Step 2: Defining Tool Arguments
We need to create a struct to capture the parameters that the AI Agent will pass to our tool. We’ll derive Deserialize and JsonSchema so the agent understands the data structure.
#[derive(Deserialize, JsonSchema)]
struct WeatherArgs {
/// The city to search for (e.g., bangkok, tokyo, london)
city: String,
}
Step 3: Creating the Weather Tool
Use the #[tool] macro to convert a standard async function into a tool that the Agent can invoke.
#[tool]
async fn get_weather(args: WeatherArgs) -> Result<Value> {
let url = format!("https://wttr.in/{}?format=j1", args.city);
let resp = reqwest::get(&url).await
.map_err(|e| AdkError::Tool(e.to_string()))?

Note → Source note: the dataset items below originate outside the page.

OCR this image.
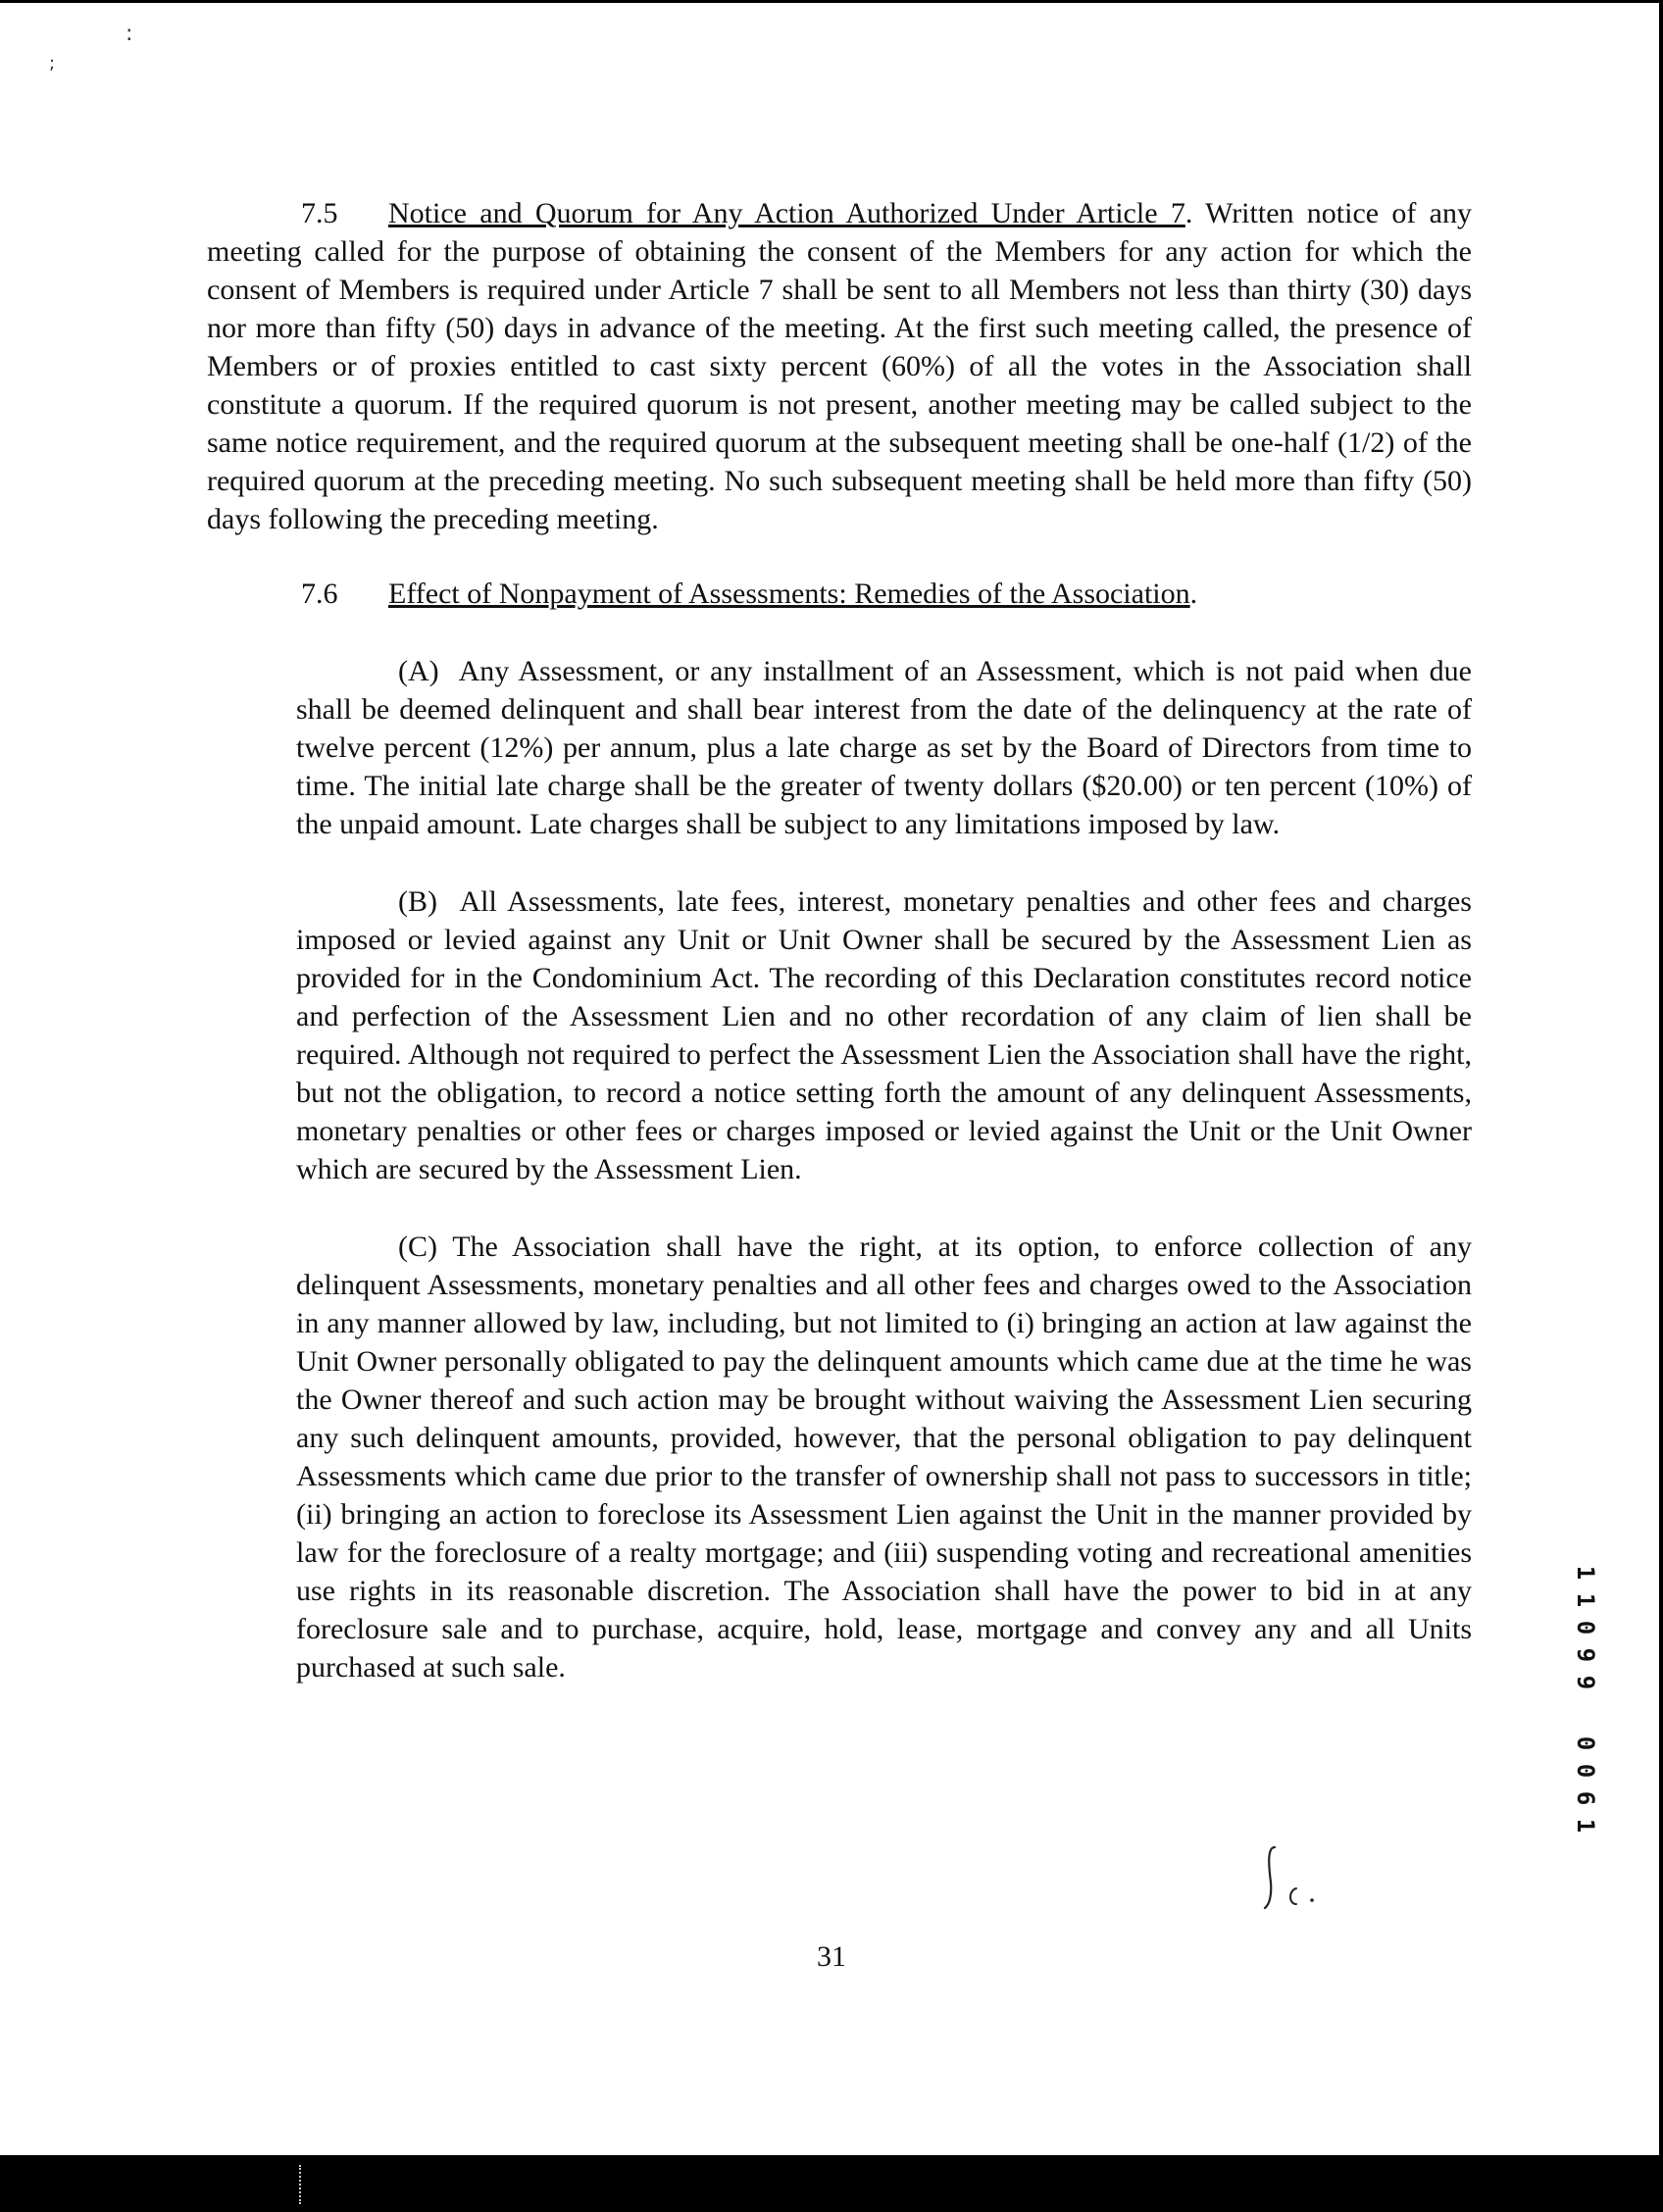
:
;

7.5 Notice and Quorum for Any Action Authorized Under Article 7. Written notice of any meeting called for the purpose of obtaining the consent of the Members for any action for which the consent of Members is required under Article 7 shall be sent to all Members not less than thirty (30) days nor more than fifty (50) days in advance of the meeting. At the first such meeting called, the presence of Members or of proxies entitled to cast sixty percent (60%) of all the votes in the Association shall constitute a quorum. If the required quorum is not present, another meeting may be called subject to the same notice requirement, and the required quorum at the subsequent meeting shall be one-half (1/2) of the required quorum at the preceding meeting. No such subsequent meeting shall be held more than fifty (50) days following the preceding meeting.

7.6 Effect of Nonpayment of Assessments: Remedies of the Association.

(A) Any Assessment, or any installment of an Assessment, which is not paid when due shall be deemed delinquent and shall bear interest from the date of the delinquency at the rate of twelve percent (12%) per annum, plus a late charge as set by the Board of Directors from time to time. The initial late charge shall be the greater of twenty dollars ($20.00) or ten percent (10%) of the unpaid amount. Late charges shall be subject to any limitations imposed by law.

(B) All Assessments, late fees, interest, monetary penalties and other fees and charges imposed or levied against any Unit or Unit Owner shall be secured by the Assessment Lien as provided for in the Condominium Act. The recording of this Declaration constitutes record notice and perfection of the Assessment Lien and no other recordation of any claim of lien shall be required. Although not required to perfect the Assessment Lien the Association shall have the right, but not the obligation, to record a notice setting forth the amount of any delinquent Assessments, monetary penalties or other fees or charges imposed or levied against the Unit or the Unit Owner which are secured by the Assessment Lien.

(C) The Association shall have the right, at its option, to enforce collection of any delinquent Assessments, monetary penalties and all other fees and charges owed to the Association in any manner allowed by law, including, but not limited to (i) bringing an action at law against the Unit Owner personally obligated to pay the delinquent amounts which came due at the time he was the Owner thereof and such action may be brought without waiving the Assessment Lien securing any such delinquent amounts, provided, however, that the personal obligation to pay delinquent Assessments which came due prior to the transfer of ownership shall not pass to successors in title; (ii) bringing an action to foreclose its Assessment Lien against the Unit in the manner provided by law for the foreclosure of a realty mortgage; and (iii) suspending voting and recreational amenities use rights in its reasonable discretion. The Association shall have the power to bid in at any foreclosure sale and to purchase, acquire, hold, lease, mortgage and convey any and all Units purchased at such sale.

31
1
1
0
9
9
0
0
6
1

.json::<serde_json::Value>().await
.map_err(|e| AdkError::Tool(e.to_string()))?;
Ok(resp)
}
Step 4: Assembling the Agent
Finally, we’ll use LlmAgentBuilder to create the agent and register our get_weather tool.
#[tokio::main]
async fn main() -> anyhow::Result<()> {
dotenvy::dotenv().ok();
let api_key = std::env::var("GOOGLE_API_KEY")?;
// Select the Gemini model
let model = adk_rust::model::GeminiModel::new(&api_key, "gemini-2.5-flash")?;
// Build the Agent
let agent = LlmAgentBuilder::new("agent-wttrin")
.description("Weather Reporting AI")
.instruction("You are a helpful assistant that provides accurate and friendly weather reports.")
.model(Arc::new(model))
.tool(Arc::new(GetWeather)) // Register the tool (note the PascalCase name automatically generated)
.build()?;
// Run via Launcher to interact through the terminal
Launcher::new(Arc::new(agent)).run().await?;
Ok(())
}
How to Use Your Agent
-
Configure Environment: Create a
.envfile and add your API Key:GOOGLE_API_KEY=your_api_key_here -
Run the Program:
cargo run -
Interact with the Agent:
“What’s the weather like in Bangkok?”
The Agent will automatically call the get_weather tool, passing city="bangkok", fetch the real-time data from wttr.in, and then summarize it for you in a friendly response!
Conclusion
By using ADK-Rust, we’ve successfully integrated a live data source into an AI Agent with minimal boilerplate. This pattern can be extended to any API, allowing you to build specialized agents for virtually any task. Happy coding!